LACMA alone has four exhibitions spanning several continents, including Asco: Elite of the Obscure, A Retrospective, 1972-1987 at the Museum Universitario Arte Contemporáneo (MUAC) in Mexico City, which closes this Sunday, July 28; Art Across America, co-organized with the Philadelphia Museum of Art, Museum of Fine Arts Houston, and the Terra Foundation for American Art, is on view at the Daejeon Museum of Art in Korea until September 1. After that it jet sets to the Gallery of New South Wales in Sydney where it opens on November 8 (under the new name of America: Painting a Nation); Ken Price Sculpture: A Retrospective is delighting New Yorkers at the Metropolitan Museum of Art until September 22; and our neighbors down under are getting a dose of California Design, 1930-1965: Living in a Modern Way at the Auckland Art Gallery in New Zealand until September 29 before it travels to Australia’s Queensland Art Gallery (QAGMOA) in November.
LACMA’s traveling exhibitions are only a sample of LA’s presence in the art world at large. Leaving its home in the SoCal summer breeze for Washington D.C., The Getty’s Overdrive: LA Constructs the Future, 1940-1990 opens at the National Building Museum on October 20. Also on the East Coast, the Hammer Museum’s Now Dig This! Art and Black Los Angeles 1960-1980 is on display through December 1 at Williams College of Art and Design in Williamstown, MA.
New York continues to play host to a number of LA-focused exhibitions, celebrating the cultural contributions of the West Coast.

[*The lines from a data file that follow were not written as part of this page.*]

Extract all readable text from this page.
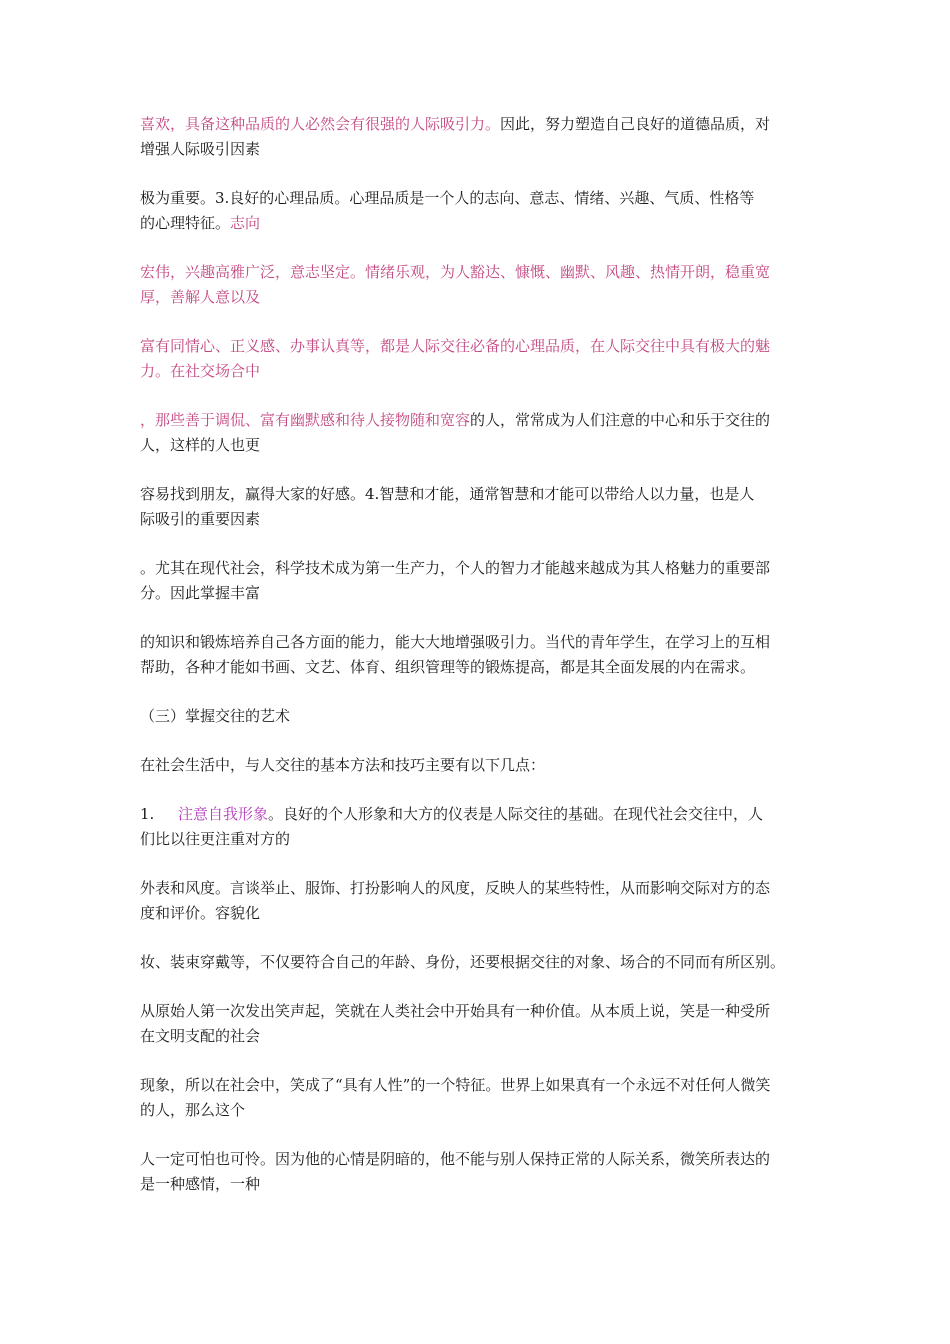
喜欢，具备这种品质的人必然会有很强的人际吸引力。因此，努力塑造自己良好的道德品质，对
增强人际吸引因素
极为重要。3.良好的心理品质。心理品质是一个人的志向、意志、情绪、兴趣、气质、性格等
的心理特征。志向
宏伟，兴趣高雅广泛，意志坚定。情绪乐观，为人豁达、慷慨、幽默、风趣、热情开朗，稳重宽
厚，善解人意以及
富有同情心、正义感、办事认真等，都是人际交往必备的心理品质，在人际交往中具有极大的魅
力。在社交场合中
，那些善于调侃、富有幽默感和待人接物随和宽容的人，常常成为人们注意的中心和乐于交往的
人，这样的人也更
容易找到朋友，赢得大家的好感。4.智慧和才能，通常智慧和才能可以带给人以力量，也是人
际吸引的重要因素
。尤其在现代社会，科学技术成为第一生产力，个人的智力才能越来越成为其人格魅力的重要部
分。因此掌握丰富
的知识和锻炼培养自己各方面的能力，能大大地增强吸引力。当代的青年学生，在学习上的互相
帮助，各种才能如书画、文艺、体育、组织管理等的锻炼提高，都是其全面发展的内在需求。
（三）掌握交往的艺术
在社会生活中，与人交往的基本方法和技巧主要有以下几点：
1. 注意自我形象。良好的个人形象和大方的仪表是人际交往的基础。在现代社会交往中，人
们比以往更注重对方的
外表和风度。言谈举止、服饰、打扮影响人的风度，反映人的某些特性，从而影响交际对方的态
度和评价。容貌化
妆、装束穿戴等，不仅要符合自己的年龄、身份，还要根据交往的对象、场合的不同而有所区别。
从原始人第一次发出笑声起，笑就在人类社会中开始具有一种价值。从本质上说，笑是一种受所
在文明支配的社会
现象，所以在社会中，笑成了“具有人性”的一个特征。世界上如果真有一个永远不对任何人微笑
的人，那么这个
人一定可怕也可怜。因为他的心情是阴暗的，他不能与别人保持正常的人际关系，微笑所表达的
是一种感情，一种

State of Mind: New California Art Circa 1970, at the Bronx Museum through the beginning of September, brings together 150 works by 60 artists from throughout the Golden State in a presentation of film, photography, artists’ books, drawing, painting, and performance documentation. If you find yourself on the glamorous Upper East Side of Manhattan between now and August 4, check out the Park Avenue Armory’s WS, a twisted take on classic American pop culture icons and values put together in typical fashion of LA-based artist Paul McCarthy. Ken Price Sculpture: A Retrospective at the Metropolitan Museum of Art is complemented by the first-ever presentation of Price’s drawings created over a period fifty years in Ken Price: Slow and Steady Wins the Race, Works on Paper 1962-2010 at The Drawing Center through August 18; from there, it travels to the Albright-Knox Art Gallery in Buffalo, NY before heading to the Harwood Museum of Art in Taos, NM. Over at the Whitney, Robert Irwin's Scrim Veil--Black Rectangle--Natural Light is on view for the first time since 1977.
This past weekend Baja California saw a joint exhibition of LA-based artists (along with a handful of their New York-, Mexico City-, and Tijuana-centric counterparts) at the pop-up Art Baja Tijuana, located at the recently constructed minimal-modern Casa GS, designed by Tijuana architect Jorge Gracia. Along with guided tours highlighting the city’s underground art and architecture scene, visitors took in a kinetic sound installation by Tyler Adams, digital paintings on aluminum by Petra Cortright, abstract paintings representing mathematical concepts (that’s enough to make our heads spin) by Katherine Davis, and a specially commissioned Friday evening musical performance by Timur along with Andrew Lessman on drums and Alex Noice on electric guitar.
Over in Europe, Berliners got a snapshot of the late-twentieth century Los Angeles art scene when the Getty’s Pacific Standard Time: Crosscurrents in L.A. Painting and Sculpture, 1950-1970 and Greetings from L.A., Artists and Publics, 1950-1990 made the trip to the Martin-Gropius-Bau. Another show that with roots in Los Angeles, LLYN FOULKES—originally curated by the Hammer Museum—will continue from the New Museum in Manhattan to Museum Kurhaus in Kleve, Germany, where it will stay from the beginning of December to the start of March 2014. Meanwhile, Tehran-born, LA-based painter Tala Madani takes on Stockholm at the Moderna Museet with Moment—Tala Madani, an exhibition showcasing her humorous depictions of men behaving badly.